I am so glad that the term "wilding" has entered our glossary of multicultural behavior. I was glad to hear of it few years back, when that lady stockbroker was attacked in Central Park. It seemed that she had been gang-raped and beaten nearly to death, until I learned that it was only a "wilding," like in that children's book by Sendak. Unlike "gang rape" -- which is cowardly, vile and a crime -- wilding is merely an ethnic custom of black (and sometimes Puerto Rican) teenagers. You can tell that it's not a crime, because the New York police stand around and watch.

Ladies, if you don't want to be part of a wilding, you should buy a gun and adopt our ethnic Southern custom, "plinking."

-- Mark Virag

What this article points to is key to understanding human motivation -- a thing as varied and convoluted as an individual. The racial/socio-economic generalizations suggested by group behavior often mean very little. I've been in a situation like the one in Central Park with white males. I was one of the men handing over my shirt over and defending women. Why? Not because I am a moral person or a hero, but because my life's experiences led me to feel the way I did at a deep and unquestionable level.

-- Mark Tatara

I am a black woman who has lived in a racially mixed black and Hispanic neighborhood in Harlem for 15 years.

The real story is that white New Yorkers were subjected to the same hostility and indifference that too many members of the NYPD demonstrate to New York's communities of color.

Police behavior sanctioned and condoned in one community will sooner or later be meted out to others.

-- Margaret Walton

Jonathan Foreman left out one critical possibility in his theories about why the NYPD failed to respond to the recent attacks on women in Central Park -- fear that if they had responded, the incident would have been twisted into "Cops Turn Violent on Puerto Rican Revelers" and once again, the cops would be the bad guys.

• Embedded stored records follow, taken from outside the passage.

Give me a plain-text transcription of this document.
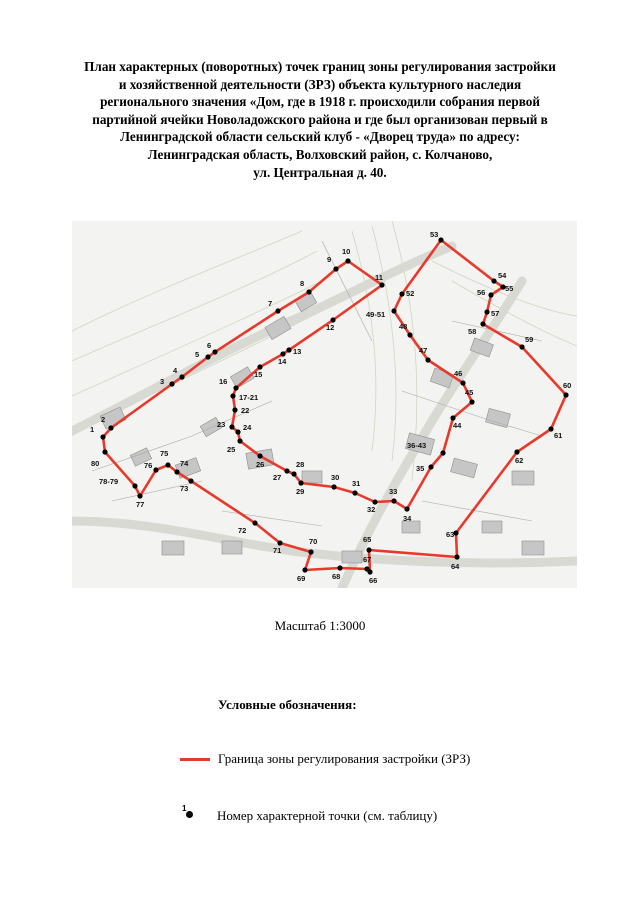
План характерных (поворотных) точек границ зоны регулирования застройки
и хозяйственной деятельности (ЗРЗ) объекта культурного наследия
регионального значения «Дом, где в 1918 г. происходили собрания первой
партийной ячейки Новоладожского района и где был организован первый в
Ленинградской области сельский клуб - «Дворец труда» по адресу:
Ленинградская область, Волховский район, с. Колчаново,
ул. Центральная д. 40.
1
2
3
4
5
6
7
8
9
10
11
12
13
14
15
16
17-21
22
23 24
25
26
27
28
29
30
31
32
33
34
35
36-43
44
45
46
47
48
49-51
52
53
54
55
56
57
58
59
60
61
62
63
64
65
66
67
68
69
70
71
72
73
74
75
76
77
78-79
80
Масштаб 1:3000
Условные обозначения:
Граница зоны регулирования застройки (ЗРЗ)
1 Номер характерной точки (см. таблицу)
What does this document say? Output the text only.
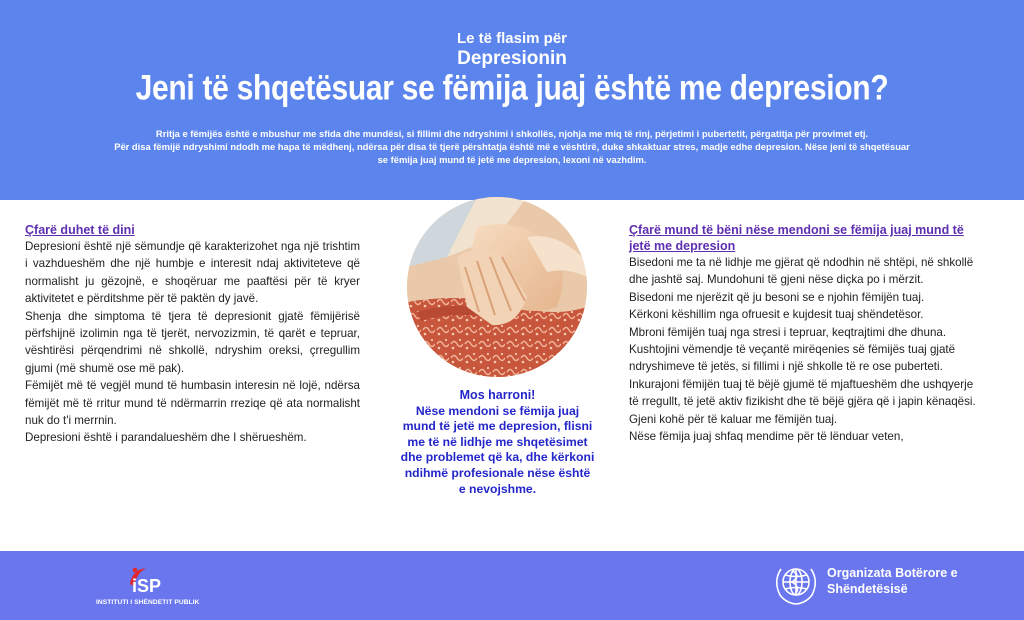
Le të flasim për
Depresionin
Jeni të shqetësuar se fëmija juaj është me depresion?
Rritja e fëmijës është e mbushur me sfida dhe mundësi, si fillimi dhe ndryshimi i shkollës, njohja me miq të rinj, përjetimi i pubertetit, përgatitja për provimet etj.
Për disa fëmijë ndryshimi ndodh me hapa të mëdhenj, ndërsa për disa të tjerë përshtatja është më e vështirë, duke shkaktuar stres, madje edhe depresion. Nëse jeni të shqetësuar se fëmija juaj mund të jetë me depresion, lexoni në vazhdim.
Çfarë duhet të dini

Depresioni është një sëmundje që karakterizohet nga një trishtim i vazhdueshëm dhe një humbje e interesit ndaj aktiviteteve që normalisht ju gëzojnë, e shoqëruar me paaftësi për të kryer aktivitetet e përditshme për të paktën dy javë.

Shenja dhe simptoma të tjera të depresionit gjatë fëmijërisë përfshijnë izolimin nga të tjerët, nervozizmin, të qarët e tepruar, vështirësi përqendrimi në shkollë, ndryshim oreksi, çrregullim gjumi (më shumë ose më pak).

Fëmijët më të vegjël mund të humbasin interesin në lojë, ndërsa fëmijët më të rritur mund të ndërmarrin rreziqe që ata normalisht nuk do t'i merrnin.

Depresioni është i parandalueshëm dhe I shërueshëm.

Mos harroni!
Nëse mendoni se fëmija juaj mund të jetë me depresion, flisni me të në lidhje me shqetësimet dhe problemet që ka, dhe kërkoni ndihmë profesionale nëse është e nevojshme.
Çfarë mund të bëni nëse mendoni se fëmija juaj mund të jetë me depresion

Bisedoni me ta në lidhje me gjërat që ndodhin në shtëpi, në shkollë dhe jashtë saj. Mundohuni të gjeni nëse diçka po i mërzit.

Bisedoni me njerëzit që ju besoni se e njohin fëmijën tuaj.

Kërkoni këshillim nga ofruesit e kujdesit tuaj shëndetësor.

Mbroni fëmijën tuaj nga stresi i tepruar, keqtrajtimi dhe dhuna.

Kushtojini vëmendje të veçantë mirëqenies së fëmijës tuaj gjatë ndryshimeve të jetës, si fillimi i një shkolle të re ose puberteti.

Inkurajoni fëmijën tuaj të bëjë gjumë të mjaftueshëm dhe ushqyerje të rregullt, të jetë aktiv fizikisht dhe të bëjë gjëra që i japin kënaqësi.

Gjeni kohë për të kaluar me fëmijën tuaj.

Nëse fëmija juaj shfaq mendime për të lënduar veten,

iSP
INSTITUTI I SHËNDETIT PUBLIK
Organizata Botërore e Shëndetësisë
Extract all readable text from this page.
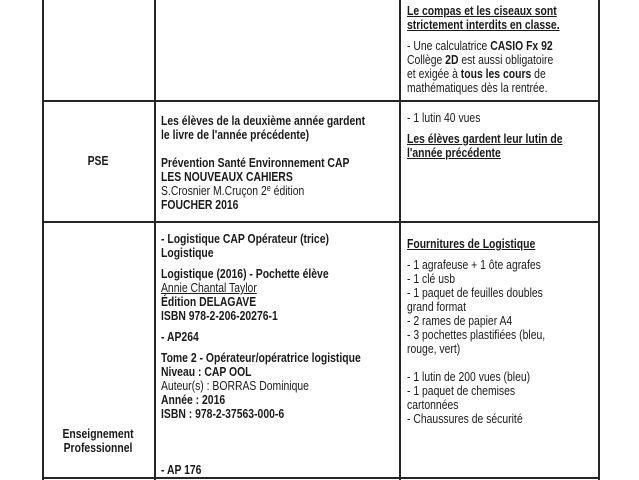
Le compas et les ciseaux sont
strictement interdits en classe.
- Une calculatrice CASIO Fx 92
Collège 2D est aussi obligatoire
et exigée à tous les cours de
mathématiques dès la rentrée.
PSE
Les élèves de la deuxième année gardent
le livre de l'année précédente)

Prévention Santé Environnement CAP
LES NOUVEAUX CAHIERS
S.Crosnier M.Cruçon 2e édition
FOUCHER 2016
- 1 lutin 40 vues
Les élèves gardent leur lutin de
l'année précédente
Enseignement
Professionnel
- Logistique CAP Opérateur (trice)
Logistique
Logistique (2016) - Pochette élève
Annie Chantal Taylor
Édition DELAGAVE
ISBN 978-2-206-20276-1
- AP264
Tome 2 - Opérateur/opératrice logistique
Niveau : CAP OOL
Auteur(s) : BORRAS Dominique
Année : 2016
ISBN : 978-2-37563-000-6

- AP 176
Fournitures de Logistique
- 1 agrafeuse + 1 ôte agrafes
- 1 clé usb
- 1 paquet de feuilles doubles
grand format
- 2 rames de papier A4
- 3 pochettes plastifiées (bleu,
rouge, vert)

- 1 lutin de 200 vues (bleu)
- 1 paquet de chemises
cartonnées
- Chaussures de sécurité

In a time when the NYPD can't get a break and cops are second-guessed every time they do their jobs, why should we be surprised when they fail to respond to an incident that is ripe for charges of police brutality and racial discrimination? This, I think, is far more likely motivation for the lack of response than Foreman's charges of class resentment and "Let's show people why they need us." The police have been reduced to trying to protect their own butts from the media and special interest groups, and so public safety suffers.

-- Geri Clark

As I recall, there were similar incidents that occurred at the recent Woodstock festival -- incidents that resulted in convictions of white people of the same age as the Central Park attackers though, admittedly, of a different socioeconomic status. I wonder if the tactic of speaking out for a class of people other than oneself -- in this case black and Latina women -- entitles one to voice bigoted opinions. Is this something they teach people in journalism school? Or perhaps it just makes for "good copy."

-- Lewis Lock

I'm glad Foreman had the courage to broach the race/ethnicity element of the horrifying event that took place in Central Park several weeks ago. Though one may not agree with Foreman, the fact that he has raised such salient questions and concerns is one critical step towards having an honest dialogue about what happened that day and why it should not be allowed to happen again -- ever.